Steel manufacturer ThyssenKrupp is putting some 2,000 workers on shorter hours in response to slowing orders.
Germany has long appeared to be largely immune to the euro crisis, but quarterly reports released on Thursday by the country's largest companies indicate that this may be changing.
The financial turbulence and weak economic performance of many European nations seem to be catching up to the currency union's strongest economy, which is heavily dependent on exports. Figures reported by Germany's flagship companies showed a slowdown in profits, sales and new contracts, in addition to more cautious prognoses for the future.
Technology giant Siemens reported profits that were well below expectations, along with a severe decline in orders of 23 percent, prompting the company to announce a new cost-cutting program. A "deceleration of the global economy" is to blame for the loss in orders, CEO Peter Löscher said.
Steel company ThyssenKrupp announced that it will reduce hours for more than 2,000 workers beginning in August due to slowing orders. BASF, the world's largest chemical company, also saw profits sink by some 16 percent for the second quarter of 2012, reporting that business had also started to stall in China.
And automaker Daimler earned 11 percent less than it did in the same quarter last year, but competitor Volkswagen appears to remain unaffected by the crisis so far thanks to booming business in Asia and the United States.
Others, including stock exchange company Deutsche Börse and national rail provider Deutsche Bahn, also lowered their projections.
Weaker Growth Expected
Surprisingly, German consumer confidence appears to have remained stable despite concerns that the country could finally be feeling the negative economic consequences of the European debt crisis. The GfK research institute reported Thursday that its consumer confidence indicator for August was 5.9 points, up slightly from 5.8 the month before.
In the first quarter of the year the German economy grew by 0.5 percent, but the German Institute for Economic Research (DIW) has estimated that the second quarter will show weaker growth of some 0.3 percent. "Germany cannot uncouple itself from the weak development of the euro zone," DIW economist Ferdinand Fichtner told news agency Associated Press.
German commentators on Friday seemed resigned to the poor showing by their country's largest companies, with one expressing surprise that it has taken so long for the crisis to arrive.

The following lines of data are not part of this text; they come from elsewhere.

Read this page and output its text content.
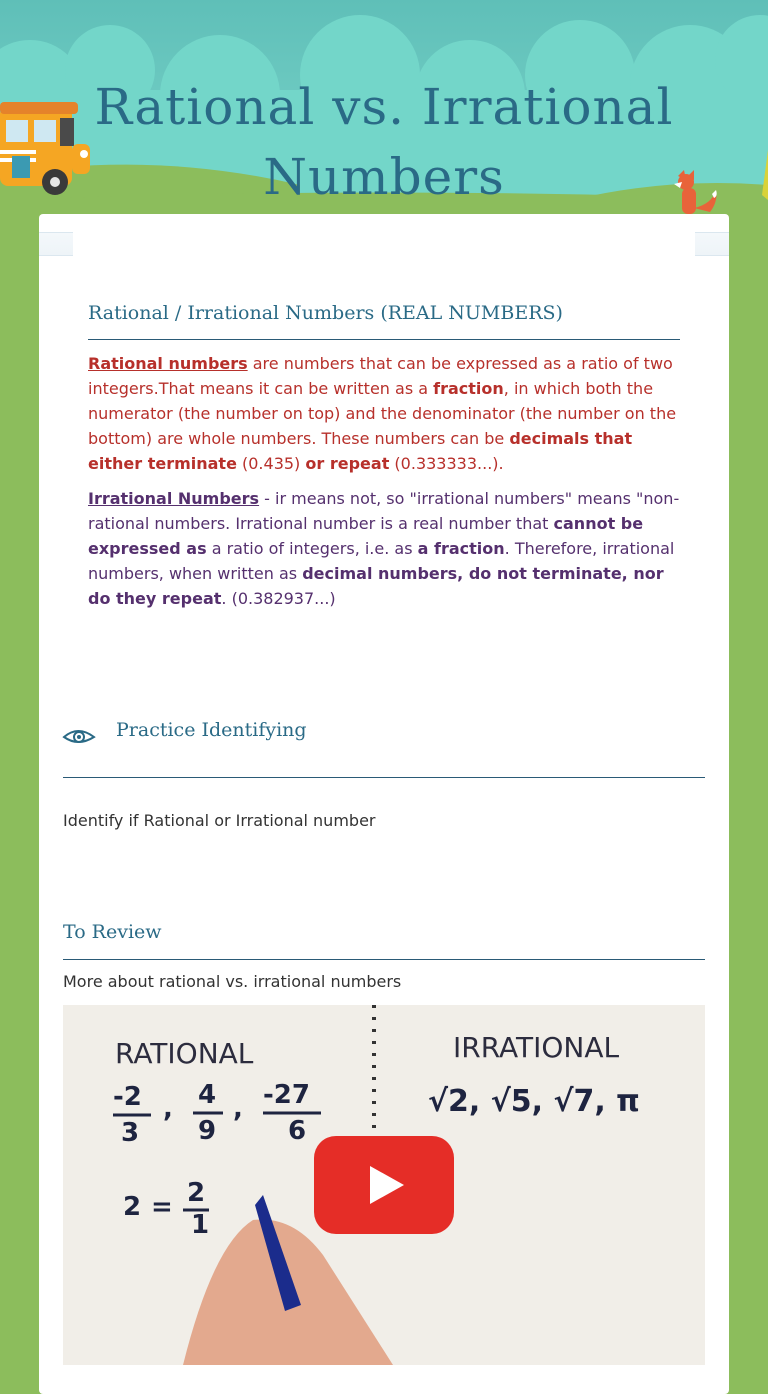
Rational vs. Irrational Numbers
Rational / Irrational Numbers (REAL NUMBERS)

Rational numbers are numbers that can be expressed as a ratio of two integers.That means it can be written as a fraction, in which both the numerator (the number on top) and the denominator (the number on the bottom) are whole numbers. These numbers can be decimals that either terminate (0.435) or repeat (0.333333...).

Irrational Numbers - ir means not, so "irrational numbers" means "non-rational numbers. Irrational number is a real number that cannot be expressed as a ratio of integers, i.e. as a fraction. Therefore, irrational numbers, when written as decimal numbers, do not terminate, nor do they repeat. (0.382937...)

Practice Identifying

Identify if Rational or Irrational number

To Review

More about rational vs. irrational numbers

RATIONAL	IRRATIONAL
-2
3
, 4
9
, -27
6
2 = 2
1
√2, √5, √7, π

The Financial Times Deutschland writes:
"German industry appears to be even more resistant than expected. That is, at least BASF, VW and Siemens managed not to deliver any horrific news when they presented their quarterly reports. The verdict from Thursday should be this: As long as the euro zone doesn't fall apart, and Europe's economy doesn't slump violently, the German companies have a chance at avoiding a crash. Demand from Europe has been weak for months, and German firms have managed to more or less handle it. This is partly because they have globalized, with earnings in Asia making up for losses in Europe."
"The big short-term danger is not the euro crisis Much more important for the health of large German companies will be further development in Asia."
Left-leaning daily Die Tageszeitung writes:
"It's good news that an end to the boom is showing itself in Germany too. The sooner the crisis can be felt, the more Berlin will be forced to abandon its fantasy world. The facts are clear: If every country is scrimping at the same time, the economy will falter. This has the effect of increasing debt, not the opposite. And a country that mainly lives off of exports as Germany does can't be spared when the economies of its trading partners collapse. The fact that the crisis has finally reached Germany is far less astonishing than the fact that it took so long to happen."
"The worsening corporate numbers could be a warning, but they probably come too late to rouse Germany out of its lethargy."
Mass-circulation daily Bild writes:
"By now things are becoming clear. There is no island of bliss in the sea of the euro crisis. If our neighbors are gradually drowning, at some point Germany will be in deep water too. But we can't count on being rescued. We're the only ones who can help ourselves."
"For many it's an uncomfortable and bitter truth. But those who thought that Germany would be spared had their eyes closed to reality."